MAGNeT (January 2024) keeps the EnCodec representation and the four-codebook structure but replaces autoregressive prediction with a single non-autoregressive masked transformer that decodes audio in a few parallel passes. The authors include several of the MusicGen authors and report a roughly 7× speed-up at comparable quality.[8][21]
Audiobox (November 2023) is a broader audio foundation model targeting speech, sound effects, and soundscapes, building on Meta's Voicebox speech model. Audiobox is more focused on speech and general audio than MusicGen, but it represents Meta's push to extend controllable audio generation beyond music; it was released to a hand-picked group of researchers rather than as open weights, with audio watermarking and voice authentication safeguards.[24]
JASCO (June 2024) targets fine-grained temporal control of music using flow-matching rather than autoregressive language modelling, with conditioning on chords, melody, and drum tracks. JASCO is offered as a complement rather than a replacement to MusicGen, and weights for several JASCO variants were released openly via the AudioCraft repository under a CC license.[22]
MusicGen-Style (paper 2024) extends the original model with the ability to follow a short reference audio clip's style in addition to (or instead of) text.[9]
MusicGen's openness, technical clarity, and licensed training data made it a reference point for both academic and commercial AI music systems that emerged in 2023-2024. The commercial systems that captured the most public attention during this period, notably Suno and Udio, use different architectures (broadly described as hybrid transformer-and-diffusion systems built on latent representations of full songs rather than instrumental clips) and target full songs with vocals, which MusicGen does not.[25][26] These products did not derive directly from MusicGen, but they competed in a market in which open-weights MusicGen had already established expectations for fidelity, controllability, and the role of training data licensing.[18][27]
Stable Audio, released by Stability AI in September 2023, is closer in spirit to MusicGen (instrumental music, text conditioning, open-research artefacts) but uses a latent-diffusion architecture and a U-Net (later replaced by a diffusion transformer in Stable Audio 2.0) rather than an autoregressive transformer over discrete codes. Stable Audio's training was also done exclusively on licensed music, in this case via a partnership with the AudioSparx library, mirroring the licensing posture Meta had publicly adopted for MusicGen.[28]
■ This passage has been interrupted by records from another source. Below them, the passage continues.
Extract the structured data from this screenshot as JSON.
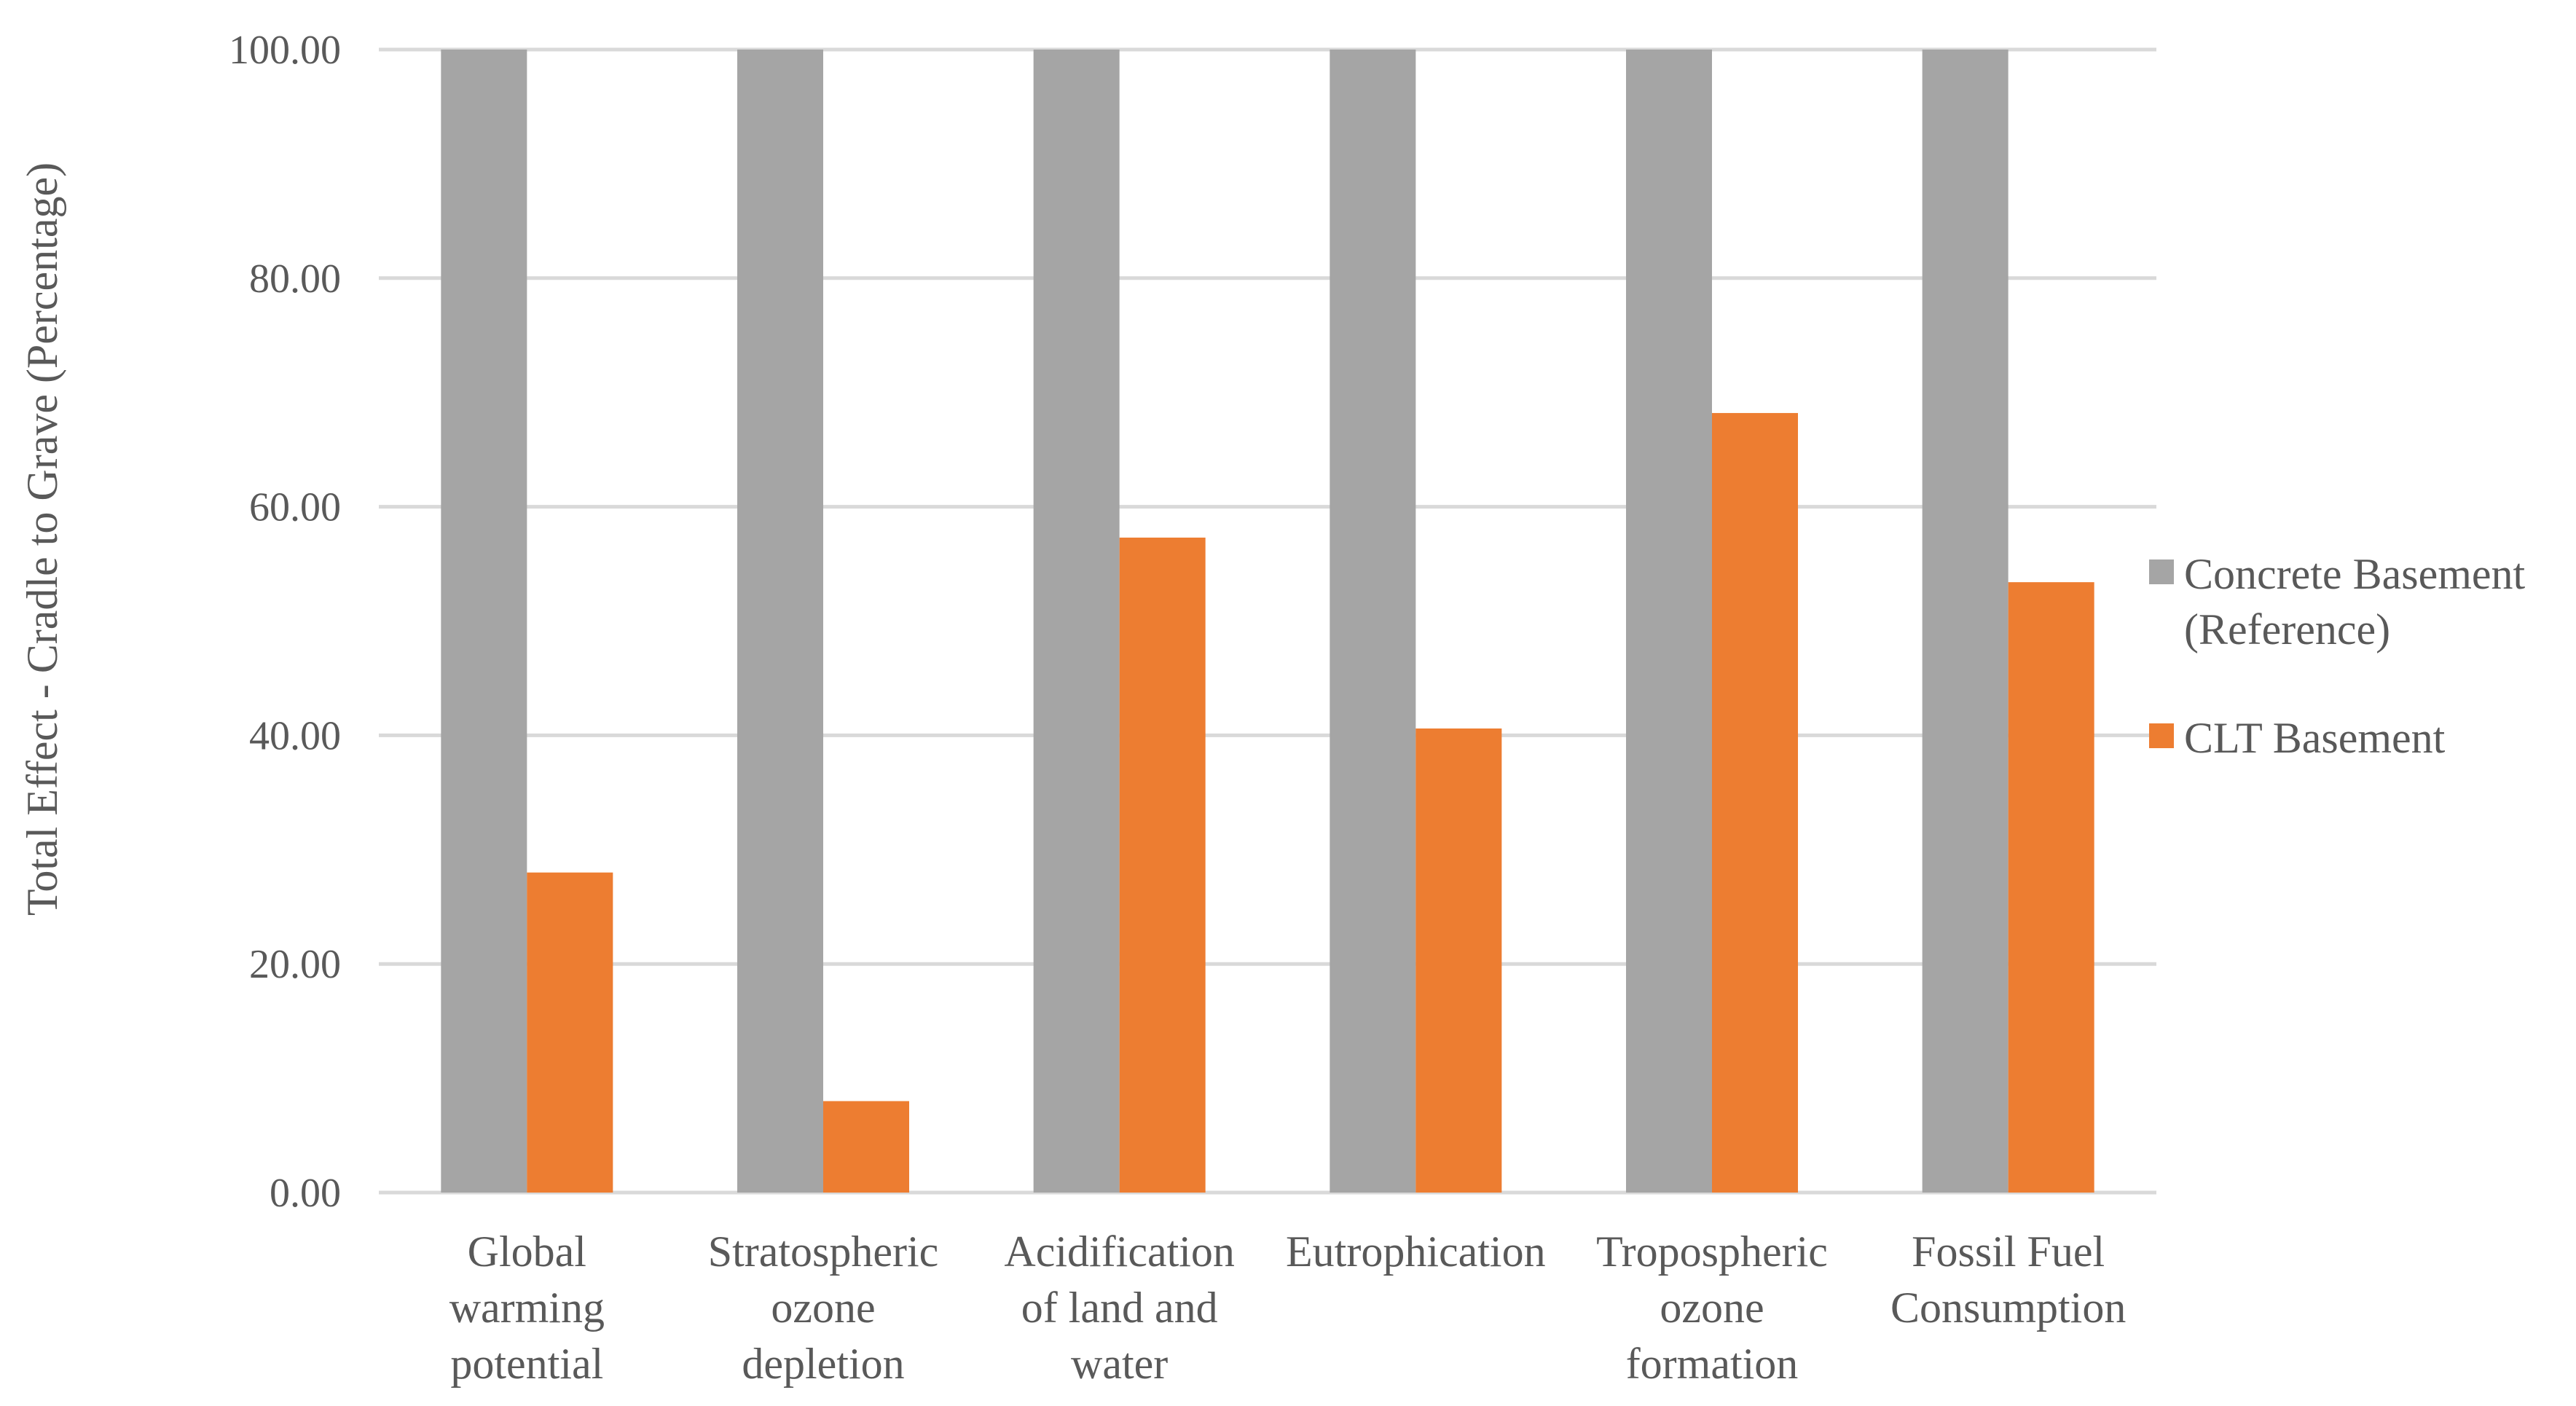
{
  "chart_data": {
    "type": "bar",
    "title": "",
    "xlabel": "",
    "ylabel": "Total Effect - Cradle to Grave (Percentage)",
    "ylim": [
      0,
      100
    ],
    "yticks": [
      "0.00",
      "20.00",
      "40.00",
      "60.00",
      "80.00",
      "100.00"
    ],
    "grid": true,
    "legend_position": "right",
    "categories": [
      [
        "Global",
        "warming",
        "potential"
      ],
      [
        "Stratospheric",
        "ozone",
        "depletion"
      ],
      [
        "Acidification",
        "of land and",
        "water"
      ],
      [
        "Eutrophication"
      ],
      [
        "Tropospheric",
        "ozone",
        "formation"
      ],
      [
        "Fossil Fuel",
        "Consumption"
      ]
    ],
    "series": [
      {
        "name": [
          "Concrete Basement",
          "(Reference)"
        ],
        "color": "#a5a5a5",
        "values": [
          100,
          100,
          100,
          100,
          100,
          100
        ]
      },
      {
        "name": [
          "CLT Basement"
        ],
        "color": "#ed7d31",
        "values": [
          28.0,
          8.0,
          57.3,
          40.6,
          68.2,
          53.4
        ]
      }
    ]
  }
}
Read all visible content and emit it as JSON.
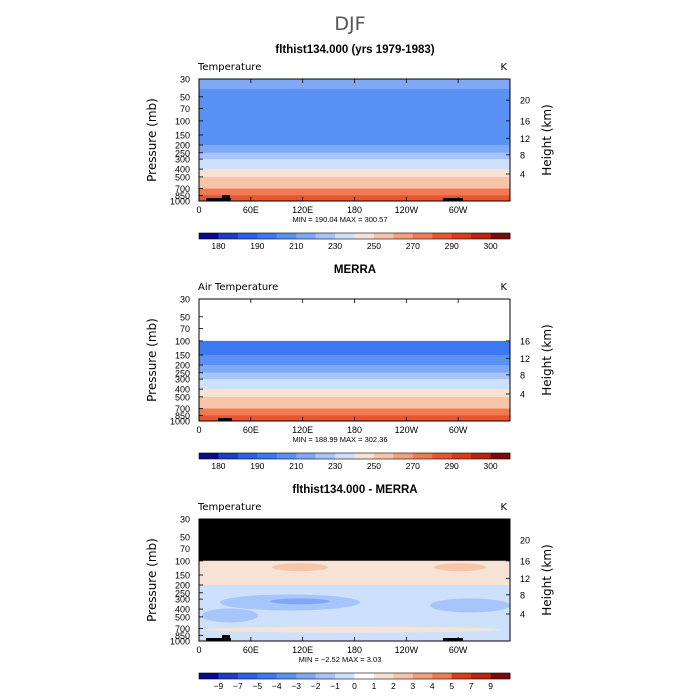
{
  "page_title": "DJF",
  "chart_data": [
    {
      "type": "heatmap",
      "title": "flthist134.000 (yrs 1979-1983)",
      "left_label": "Temperature",
      "right_label": "K",
      "ylabel": "Pressure (mb)",
      "ylabel_right": "Height (km)",
      "x_ticks": [
        "0",
        "60E",
        "120E",
        "180",
        "120W",
        "60W"
      ],
      "y_ticks": [
        "30",
        "50",
        "70",
        "100",
        "150",
        "200",
        "250",
        "300",
        "400",
        "500",
        "700",
        "850",
        "1000"
      ],
      "height_ticks": [
        "20",
        "16",
        "12",
        "8",
        "4"
      ],
      "minmax": "MIN = 190.04   MAX = 300.57",
      "colorbar_labels": [
        "180",
        "190",
        "210",
        "230",
        "250",
        "270",
        "290",
        "300"
      ],
      "colors": [
        "#0a0a8c",
        "#1e3cc8",
        "#2b5fe6",
        "#3c78f0",
        "#5a91f5",
        "#7fa9f7",
        "#a7c5fa",
        "#cde0fc",
        "#f7e3d5",
        "#f8c5aa",
        "#f5a07c",
        "#f07a52",
        "#e8552e",
        "#d93c18",
        "#b82410",
        "#7a0c08"
      ],
      "bands": [
        {
          "p": 30,
          "temp": 212
        },
        {
          "p": 40,
          "temp": 208
        },
        {
          "p": 50,
          "temp": 205
        },
        {
          "p": 70,
          "temp": 203
        },
        {
          "p": 100,
          "temp": 204
        },
        {
          "p": 150,
          "temp": 207
        },
        {
          "p": 200,
          "temp": 215
        },
        {
          "p": 250,
          "temp": 224
        },
        {
          "p": 300,
          "temp": 233
        },
        {
          "p": 400,
          "temp": 246
        },
        {
          "p": 500,
          "temp": 256
        },
        {
          "p": 700,
          "temp": 271
        },
        {
          "p": 850,
          "temp": 282
        },
        {
          "p": 1000,
          "temp": 292
        }
      ]
    },
    {
      "type": "heatmap",
      "title": "MERRA",
      "left_label": "Air Temperature",
      "right_label": "K",
      "ylabel": "Pressure (mb)",
      "ylabel_right": "Height (km)",
      "x_ticks": [
        "0",
        "60E",
        "120E",
        "180",
        "120W",
        "60W"
      ],
      "y_ticks": [
        "30",
        "50",
        "70",
        "100",
        "150",
        "200",
        "250",
        "300",
        "400",
        "500",
        "700",
        "850",
        "1000"
      ],
      "height_ticks": [
        "16",
        "12",
        "8",
        "4"
      ],
      "minmax": "MIN = 188.99   MAX = 302.36",
      "colorbar_labels": [
        "180",
        "190",
        "210",
        "230",
        "250",
        "270",
        "290",
        "300"
      ],
      "bands": [
        {
          "p": 100,
          "temp": 200
        },
        {
          "p": 150,
          "temp": 206
        },
        {
          "p": 200,
          "temp": 214
        },
        {
          "p": 250,
          "temp": 223
        },
        {
          "p": 300,
          "temp": 232
        },
        {
          "p": 400,
          "temp": 245
        },
        {
          "p": 500,
          "temp": 256
        },
        {
          "p": 700,
          "temp": 271
        },
        {
          "p": 850,
          "temp": 283
        },
        {
          "p": 1000,
          "temp": 294
        }
      ]
    },
    {
      "type": "heatmap",
      "title": "flthist134.000 - MERRA",
      "left_label": "Temperature",
      "right_label": "K",
      "ylabel": "Pressure (mb)",
      "ylabel_right": "Height (km)",
      "x_ticks": [
        "0",
        "60E",
        "120E",
        "180",
        "120W",
        "60W"
      ],
      "y_ticks": [
        "30",
        "50",
        "70",
        "100",
        "150",
        "200",
        "250",
        "300",
        "400",
        "500",
        "700",
        "850",
        "1000"
      ],
      "height_ticks": [
        "20",
        "16",
        "12",
        "8",
        "4"
      ],
      "minmax": "MIN = −2.52   MAX =  3.03",
      "colorbar_labels": [
        "−9",
        "−7",
        "−5",
        "−4",
        "−3",
        "−2",
        "−1",
        "0",
        "1",
        "2",
        "3",
        "4",
        "5",
        "7",
        "9"
      ],
      "colors": [
        "#0a0a8c",
        "#1e3cc8",
        "#2b5fe6",
        "#3c78f0",
        "#5a91f5",
        "#7fa9f7",
        "#a7c5fa",
        "#cde0fc",
        "#ffffff",
        "#f7e3d5",
        "#f8c5aa",
        "#f5a07c",
        "#f07a52",
        "#d93c18",
        "#b82410",
        "#7a0c08"
      ],
      "missing_above_mb": 100
    }
  ]
}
For research, MusicGen's release effectively cemented the EnCodec-plus-transformer pattern as a baseline of comparison: a long tail of follow-up papers fine-tune MusicGen, use it as a starting point for new conditioning mechanisms (such as MusiConGen for rhythm and chord control or Instruct-MusicGen for instruction-tuned editing), or evaluate new models against MusicGen variants on MusicCaps.[16][29]
After the initial June 2023 paper and August 2023 AudioCraft release, Meta shipped a series of incremental MusicGen improvements through 2023, most prominently multi-band-diffusion decoding and stereo variants in late 2023, and complemented MusicGen with MAGNeT, MusicGen-Style, and JASCO in 2024.[7][8][9][22] As of 2026, Meta has not released a "MusicGen 2," and the AudioCraft repository remains the primary distribution channel for the original models and their immediate successors; community projects and downstream products continue to use MusicGen weights as a base model.[6][10]